Because of general bipartisan support for energy-efficient housing options, recent government legislation has extended the Energy efficient homes tax credit through the end of 2013. Both builders constructing energy efficient homes and homeowners who make home improvements and purchase qualified energy-efficient appliances can benefit from this Federal tax credit of up to $2,000 for the 2013 tax year.
Builders can take advantage of this credit by proving that the amount of energy consumed by the AC and heating systems in their newly constructed homes is at least 50 percent reduced from that of similar homes built before 2006. Special construction techniques and materials, high-quality insulation, energy-efficient furnaces and heat pumps will help builders to achieve this goal.

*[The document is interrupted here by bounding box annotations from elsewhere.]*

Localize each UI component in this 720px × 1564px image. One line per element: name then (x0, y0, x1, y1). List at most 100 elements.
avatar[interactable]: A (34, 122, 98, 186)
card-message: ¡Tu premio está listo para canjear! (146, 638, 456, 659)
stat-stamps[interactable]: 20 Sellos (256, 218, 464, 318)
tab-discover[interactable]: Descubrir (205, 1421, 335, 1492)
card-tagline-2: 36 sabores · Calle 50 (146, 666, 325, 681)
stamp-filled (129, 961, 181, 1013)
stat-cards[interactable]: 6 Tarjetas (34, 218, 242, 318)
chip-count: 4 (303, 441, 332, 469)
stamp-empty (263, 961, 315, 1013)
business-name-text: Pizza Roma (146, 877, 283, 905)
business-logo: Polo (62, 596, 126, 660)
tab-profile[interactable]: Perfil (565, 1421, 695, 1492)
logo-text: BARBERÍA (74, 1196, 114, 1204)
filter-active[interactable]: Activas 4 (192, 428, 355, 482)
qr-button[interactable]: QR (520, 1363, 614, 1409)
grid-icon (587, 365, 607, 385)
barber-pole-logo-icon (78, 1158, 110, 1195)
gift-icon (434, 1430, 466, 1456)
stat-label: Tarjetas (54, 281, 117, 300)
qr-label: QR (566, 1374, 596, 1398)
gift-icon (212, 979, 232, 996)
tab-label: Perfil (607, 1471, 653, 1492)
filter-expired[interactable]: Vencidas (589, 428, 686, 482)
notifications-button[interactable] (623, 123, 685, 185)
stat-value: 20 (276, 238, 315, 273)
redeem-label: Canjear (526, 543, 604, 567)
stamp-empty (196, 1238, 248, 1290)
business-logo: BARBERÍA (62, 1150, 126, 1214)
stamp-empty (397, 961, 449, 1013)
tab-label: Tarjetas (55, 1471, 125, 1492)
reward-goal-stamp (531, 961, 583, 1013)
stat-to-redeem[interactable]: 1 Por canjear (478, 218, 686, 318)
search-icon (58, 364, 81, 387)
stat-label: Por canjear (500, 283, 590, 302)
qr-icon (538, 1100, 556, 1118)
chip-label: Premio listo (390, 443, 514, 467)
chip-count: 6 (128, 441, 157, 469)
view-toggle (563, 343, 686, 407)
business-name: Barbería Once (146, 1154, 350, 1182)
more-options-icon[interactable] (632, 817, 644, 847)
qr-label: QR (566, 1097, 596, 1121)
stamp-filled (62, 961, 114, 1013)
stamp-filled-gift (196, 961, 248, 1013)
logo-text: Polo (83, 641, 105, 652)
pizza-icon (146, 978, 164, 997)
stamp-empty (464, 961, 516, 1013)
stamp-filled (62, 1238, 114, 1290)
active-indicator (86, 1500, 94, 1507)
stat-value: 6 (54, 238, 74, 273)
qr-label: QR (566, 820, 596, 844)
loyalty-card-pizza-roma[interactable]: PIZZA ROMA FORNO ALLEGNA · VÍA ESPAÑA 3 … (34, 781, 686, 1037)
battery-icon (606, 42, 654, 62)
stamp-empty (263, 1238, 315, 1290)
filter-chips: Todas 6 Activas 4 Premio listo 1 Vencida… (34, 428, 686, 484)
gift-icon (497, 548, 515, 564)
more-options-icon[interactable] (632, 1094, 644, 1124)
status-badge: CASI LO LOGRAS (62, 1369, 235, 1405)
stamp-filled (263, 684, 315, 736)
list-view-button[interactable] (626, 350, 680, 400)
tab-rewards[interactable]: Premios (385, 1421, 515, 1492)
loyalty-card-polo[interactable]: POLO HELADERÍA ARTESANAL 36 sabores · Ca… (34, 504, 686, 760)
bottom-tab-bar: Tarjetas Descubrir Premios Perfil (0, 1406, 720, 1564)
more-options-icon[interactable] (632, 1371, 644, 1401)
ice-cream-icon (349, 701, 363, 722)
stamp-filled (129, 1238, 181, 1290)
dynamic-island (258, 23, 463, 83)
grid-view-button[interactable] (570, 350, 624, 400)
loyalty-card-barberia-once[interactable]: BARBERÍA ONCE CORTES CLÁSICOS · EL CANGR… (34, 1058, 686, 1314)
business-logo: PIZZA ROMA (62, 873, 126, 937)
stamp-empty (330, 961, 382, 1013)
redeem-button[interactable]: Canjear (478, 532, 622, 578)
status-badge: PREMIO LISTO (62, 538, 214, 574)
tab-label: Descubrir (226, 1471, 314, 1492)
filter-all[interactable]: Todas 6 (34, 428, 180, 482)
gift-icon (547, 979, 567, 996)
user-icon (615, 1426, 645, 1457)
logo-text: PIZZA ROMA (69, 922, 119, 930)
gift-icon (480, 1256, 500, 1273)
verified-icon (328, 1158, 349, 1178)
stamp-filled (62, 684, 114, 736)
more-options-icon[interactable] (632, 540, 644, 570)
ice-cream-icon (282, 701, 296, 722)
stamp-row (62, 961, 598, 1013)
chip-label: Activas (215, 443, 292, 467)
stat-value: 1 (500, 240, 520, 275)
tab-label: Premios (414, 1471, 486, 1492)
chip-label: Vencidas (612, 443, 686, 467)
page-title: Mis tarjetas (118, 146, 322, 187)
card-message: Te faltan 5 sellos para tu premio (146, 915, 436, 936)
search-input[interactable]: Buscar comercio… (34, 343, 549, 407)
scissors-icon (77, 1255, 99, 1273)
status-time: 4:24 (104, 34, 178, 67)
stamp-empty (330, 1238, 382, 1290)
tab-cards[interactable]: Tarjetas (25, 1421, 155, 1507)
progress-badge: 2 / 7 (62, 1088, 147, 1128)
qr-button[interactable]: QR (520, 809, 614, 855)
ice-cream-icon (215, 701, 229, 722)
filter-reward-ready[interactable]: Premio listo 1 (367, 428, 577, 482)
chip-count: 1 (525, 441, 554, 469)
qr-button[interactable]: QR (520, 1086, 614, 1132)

Individual homeowners who want to participate in energy tax credits can do so by making home improvements in the insulation, heating systems, and construction of their existing primary residences, and/or by purchasing and installing new Energy Star certified large home appliances which are designed to utilize far less electricity than older models. To qualify for the energy tax credit, the expectation is that all installed equipment claimed for the credit will remain in the primary home for at least five years.
A wide range of home improvements could qualify for energy credits:
· Insulated exterior doors and storm windows
· High-efficiency air-circulation fans
· Geothermal heat pumps
· Insulated skylights
· Asphalt roofs designed to keep temperatures steady with special cooling granules
· High-efficiency air-conditioning and heating systems
· New insulation in walls and ceilings
· Energy-Star stoves, water heaters, and washer/dryers.

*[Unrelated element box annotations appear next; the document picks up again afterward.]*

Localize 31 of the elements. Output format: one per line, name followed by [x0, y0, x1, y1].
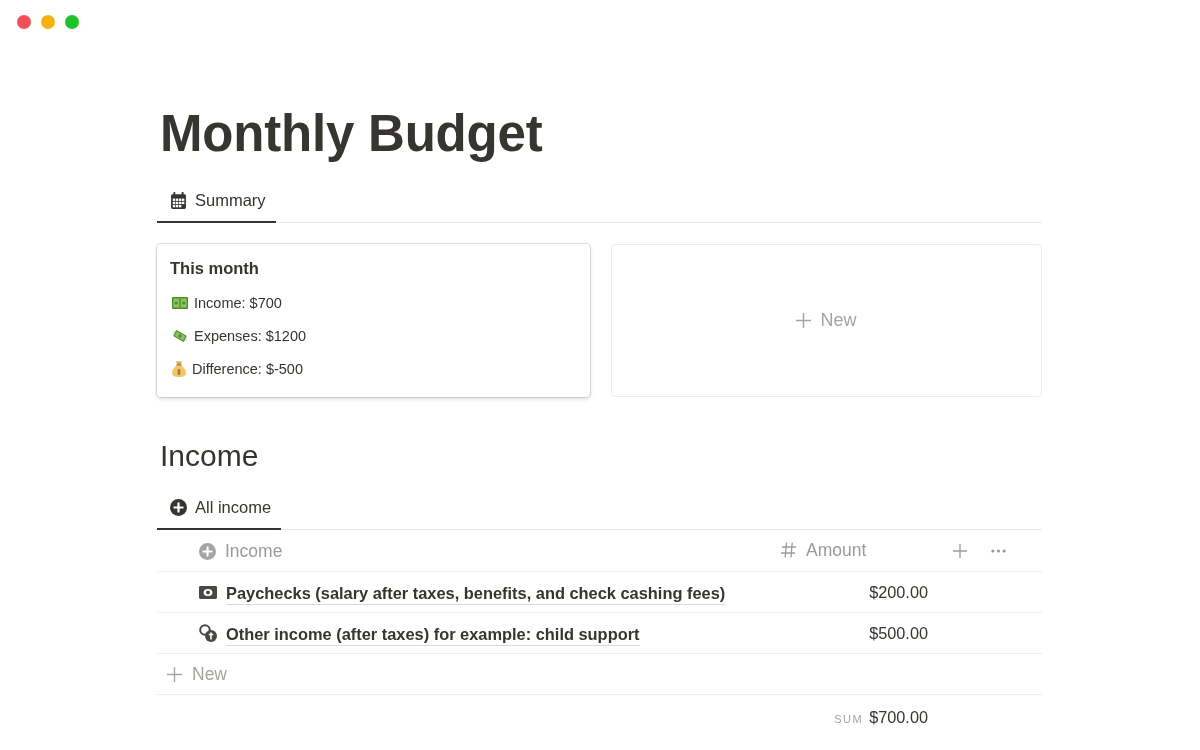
summary-line: Difference: $-500	[192, 360, 303, 377]
row-title-link[interactable]: Other income (after taxes) for example: child support	[226, 623, 640, 646]
zoom-button[interactable]	[65, 15, 79, 29]
view-tab[interactable]: All income	[157, 487, 282, 530]
calendar-icon	[170, 192, 187, 209]
banknotes-icon	[172, 296, 188, 309]
section-heading: Income	[160, 438, 259, 474]
minimize-button[interactable]	[41, 15, 55, 29]
flying-money-icon	[172, 328, 188, 343]
gallery-card[interactable]: This month Income: $700 Expenses: $1200 Difference: $-500	[157, 244, 590, 397]
coins-icon	[199, 624, 217, 642]
plus-circle-icon	[170, 499, 187, 516]
card-title: This month	[170, 258, 259, 279]
row-title-link[interactable]: Paychecks (salary after taxes, benefits, and check cashing fees)	[226, 582, 726, 605]
page-title: Monthly Budget	[160, 104, 543, 164]
summary-line: Income: $700	[194, 294, 282, 311]
view-tab[interactable]: Summary	[157, 180, 276, 223]
amount-cell: $200.00	[869, 582, 928, 602]
plus-icon	[167, 666, 182, 682]
money-bag-icon	[172, 360, 186, 377]
plus-circle-icon	[199, 542, 216, 560]
more-icon[interactable]	[990, 549, 1006, 553]
amount-cell: $500.00	[869, 623, 928, 643]
close-button[interactable]	[17, 15, 31, 29]
plus-icon[interactable]	[952, 544, 967, 558]
hash-icon	[781, 542, 796, 559]
sum-value: $700.00	[869, 707, 928, 727]
banknote-icon	[199, 585, 217, 599]
sum-label: SUM	[834, 712, 864, 725]
summary-line: Expenses: $1200	[194, 327, 307, 344]
plus-icon	[796, 313, 812, 328]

There are a number of companies that will provide energy audit services for homeowners interested in finding ways to reduce their energy consumption. Many electricity providers may also provide these services for free or for a reduced fee for low-income customers.
As our economy struggles to recover from the recent recession, it is necessary for homeowners and tax payers to try to save money in any way they can. Not only can improving a home’s energy efficiency help to save money in the long run, but many tax credits can be a great help in achieving a lump sum savings as well.